Tratar de arrinconarlo, como lo sugieren algunos, podría resultar contraproducente.
Por supuesto que no hay que renunciar al sagrado derecho de hacerle oposición dentro de los límites que establece el ordenamiento jurídico, pues de ella depende en muy buena medida la posibilidad de lograr un viraje significativo en las elecciones departamentales y municipales que tendrán lugar el año entrante.
Pero, como lo ha señalado el Centro Democrático, la oposición debe ser constructiva. Hay que apoyar las iniciativas que le convengan al país, proponer correctivos a las que sean mejorables y combatir con firmeza las que parezcan claramente perjudiciales.
El despliegue multitudinario que presenciamos el 26 de septiembre pasado constituyó un valioso testimonio de protesta popular pacífica llamada a abrirles los ojos a nuestros gobernantes sobre el estado de la opinión. Fue algo muy distinto de la turbulencia que se desató hace dos años con el ánimo de derrocar al entonces presidente Duque. Eso fue un auténtico "putsch" cuyos promotores quedaron impunes.
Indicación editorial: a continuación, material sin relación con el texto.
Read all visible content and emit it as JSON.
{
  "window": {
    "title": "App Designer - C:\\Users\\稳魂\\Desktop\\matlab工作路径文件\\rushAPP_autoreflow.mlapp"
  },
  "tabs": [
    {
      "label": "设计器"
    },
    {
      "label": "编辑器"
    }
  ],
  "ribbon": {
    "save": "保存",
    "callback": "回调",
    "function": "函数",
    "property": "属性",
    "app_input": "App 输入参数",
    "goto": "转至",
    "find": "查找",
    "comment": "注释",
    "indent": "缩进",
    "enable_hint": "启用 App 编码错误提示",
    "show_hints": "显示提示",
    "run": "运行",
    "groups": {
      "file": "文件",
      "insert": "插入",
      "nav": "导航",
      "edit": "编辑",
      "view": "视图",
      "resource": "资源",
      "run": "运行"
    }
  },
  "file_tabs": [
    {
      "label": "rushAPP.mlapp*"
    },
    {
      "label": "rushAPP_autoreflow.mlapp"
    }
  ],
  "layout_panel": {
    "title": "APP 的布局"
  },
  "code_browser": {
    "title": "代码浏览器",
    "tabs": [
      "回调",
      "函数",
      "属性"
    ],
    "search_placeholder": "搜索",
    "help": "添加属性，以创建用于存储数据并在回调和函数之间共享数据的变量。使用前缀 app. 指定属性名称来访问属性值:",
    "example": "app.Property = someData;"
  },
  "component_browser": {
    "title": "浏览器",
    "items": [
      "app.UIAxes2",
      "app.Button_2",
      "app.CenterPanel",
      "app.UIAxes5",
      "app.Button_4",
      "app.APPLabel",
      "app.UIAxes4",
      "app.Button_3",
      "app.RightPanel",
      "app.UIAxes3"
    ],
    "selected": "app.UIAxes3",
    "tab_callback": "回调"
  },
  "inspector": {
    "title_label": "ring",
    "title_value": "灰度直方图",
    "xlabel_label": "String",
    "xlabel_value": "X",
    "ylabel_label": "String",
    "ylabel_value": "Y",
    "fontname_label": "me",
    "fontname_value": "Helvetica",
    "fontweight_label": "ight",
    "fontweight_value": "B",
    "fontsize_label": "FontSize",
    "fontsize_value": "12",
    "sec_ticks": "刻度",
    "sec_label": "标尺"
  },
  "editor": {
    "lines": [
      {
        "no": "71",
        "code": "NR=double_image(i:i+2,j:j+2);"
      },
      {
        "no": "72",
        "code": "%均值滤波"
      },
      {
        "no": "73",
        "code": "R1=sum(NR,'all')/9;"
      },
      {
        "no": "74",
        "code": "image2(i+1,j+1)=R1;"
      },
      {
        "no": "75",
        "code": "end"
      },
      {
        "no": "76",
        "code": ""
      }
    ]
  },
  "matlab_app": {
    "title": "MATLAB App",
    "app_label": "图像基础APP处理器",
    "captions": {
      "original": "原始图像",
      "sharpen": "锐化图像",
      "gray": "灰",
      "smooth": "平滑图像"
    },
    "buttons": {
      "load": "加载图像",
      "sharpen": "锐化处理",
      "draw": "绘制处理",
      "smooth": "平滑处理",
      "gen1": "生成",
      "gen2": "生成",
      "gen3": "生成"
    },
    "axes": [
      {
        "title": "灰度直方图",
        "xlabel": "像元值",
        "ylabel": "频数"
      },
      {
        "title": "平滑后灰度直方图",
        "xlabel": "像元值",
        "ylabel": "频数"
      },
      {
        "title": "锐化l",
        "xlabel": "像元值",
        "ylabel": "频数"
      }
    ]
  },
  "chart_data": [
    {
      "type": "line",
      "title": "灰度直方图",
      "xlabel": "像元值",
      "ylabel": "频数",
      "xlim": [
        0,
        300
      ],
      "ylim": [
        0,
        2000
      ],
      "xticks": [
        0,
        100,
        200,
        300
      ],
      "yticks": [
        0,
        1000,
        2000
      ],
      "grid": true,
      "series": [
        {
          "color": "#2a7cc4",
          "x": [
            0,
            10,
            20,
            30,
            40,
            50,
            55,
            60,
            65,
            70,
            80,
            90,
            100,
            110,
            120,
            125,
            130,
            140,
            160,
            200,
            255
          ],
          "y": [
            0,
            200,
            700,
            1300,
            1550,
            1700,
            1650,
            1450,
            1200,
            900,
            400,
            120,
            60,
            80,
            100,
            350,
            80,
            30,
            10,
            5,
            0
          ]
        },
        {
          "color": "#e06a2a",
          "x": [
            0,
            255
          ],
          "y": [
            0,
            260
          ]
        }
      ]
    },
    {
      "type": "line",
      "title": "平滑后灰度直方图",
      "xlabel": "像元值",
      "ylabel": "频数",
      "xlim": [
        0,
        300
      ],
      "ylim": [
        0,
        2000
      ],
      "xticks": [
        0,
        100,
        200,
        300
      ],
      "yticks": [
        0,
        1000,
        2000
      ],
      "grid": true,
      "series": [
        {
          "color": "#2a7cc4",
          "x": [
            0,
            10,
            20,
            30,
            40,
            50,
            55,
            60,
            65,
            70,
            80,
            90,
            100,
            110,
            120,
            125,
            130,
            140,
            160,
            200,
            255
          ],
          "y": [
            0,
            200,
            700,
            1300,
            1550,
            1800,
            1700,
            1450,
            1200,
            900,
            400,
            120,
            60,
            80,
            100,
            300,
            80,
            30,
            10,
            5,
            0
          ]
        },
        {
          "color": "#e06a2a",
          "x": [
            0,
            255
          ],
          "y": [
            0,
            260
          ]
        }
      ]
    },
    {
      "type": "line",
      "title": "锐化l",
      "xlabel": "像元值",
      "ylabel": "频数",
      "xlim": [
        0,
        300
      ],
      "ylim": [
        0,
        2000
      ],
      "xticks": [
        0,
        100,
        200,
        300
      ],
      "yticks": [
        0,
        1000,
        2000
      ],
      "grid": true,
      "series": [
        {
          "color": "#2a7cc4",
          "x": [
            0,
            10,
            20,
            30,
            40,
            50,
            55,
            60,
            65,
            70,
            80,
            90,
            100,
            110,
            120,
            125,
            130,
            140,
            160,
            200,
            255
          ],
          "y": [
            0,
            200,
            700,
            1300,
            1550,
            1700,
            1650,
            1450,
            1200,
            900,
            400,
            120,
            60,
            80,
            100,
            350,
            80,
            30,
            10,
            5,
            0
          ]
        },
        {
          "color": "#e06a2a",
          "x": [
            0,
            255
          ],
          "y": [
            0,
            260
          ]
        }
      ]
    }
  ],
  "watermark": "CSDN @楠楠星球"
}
La "Primera Línea" ha exhibido analogías inquietantes con las SA o tropas de asalto hitlerianas. Desafortunadamente, nuestras autoridades no actuaron al respecto con la contundencia debida y sólo procedieron contra algunos elementos que de hecho fueron sorprendidos en flagrancia. Sus instigadores hoy ocupan altas posiciones dentro del aparato estatal y ya hablan de la necesidad de crear brigadas supuestamente populares que tengan el propósito de forzar los cambios que no encuentren acogida entre los congresistas, los jueces o los titulares de los órganos de control.
Es lo que aquí he denominado la democracia tumultuaria, de la que la tristemente célebre minga indígena es un claro ejemplo. Otros la llaman oclocracia, o sea el gobierno de la muchedumbre, que constituye una degeneración de la democracia, debida en buena parte a la demagogia.
No hay que olvidar que ésta fue factor determinante de los resultados de las últimas elecciones.
Los canales de comunicación entre el gobierno y sus opositores, al permitir que las voces moderadas y transaccionales de ambas partes lleguen a acuerdos razonables, podrían evitar una radicalización capaz de suscitar nuevas espirales de violencia.
Nuestra historia es pródiga en ejemplos de lo que acontece cuando la discordia vuela los puentes del entendimiento. La situación actual no es halagüeña a ese respecto. De ahí que convenga prestarle respetuosa atención al expresidente Uribe Vélez cuando tiende esos puentes con el actual gobierno.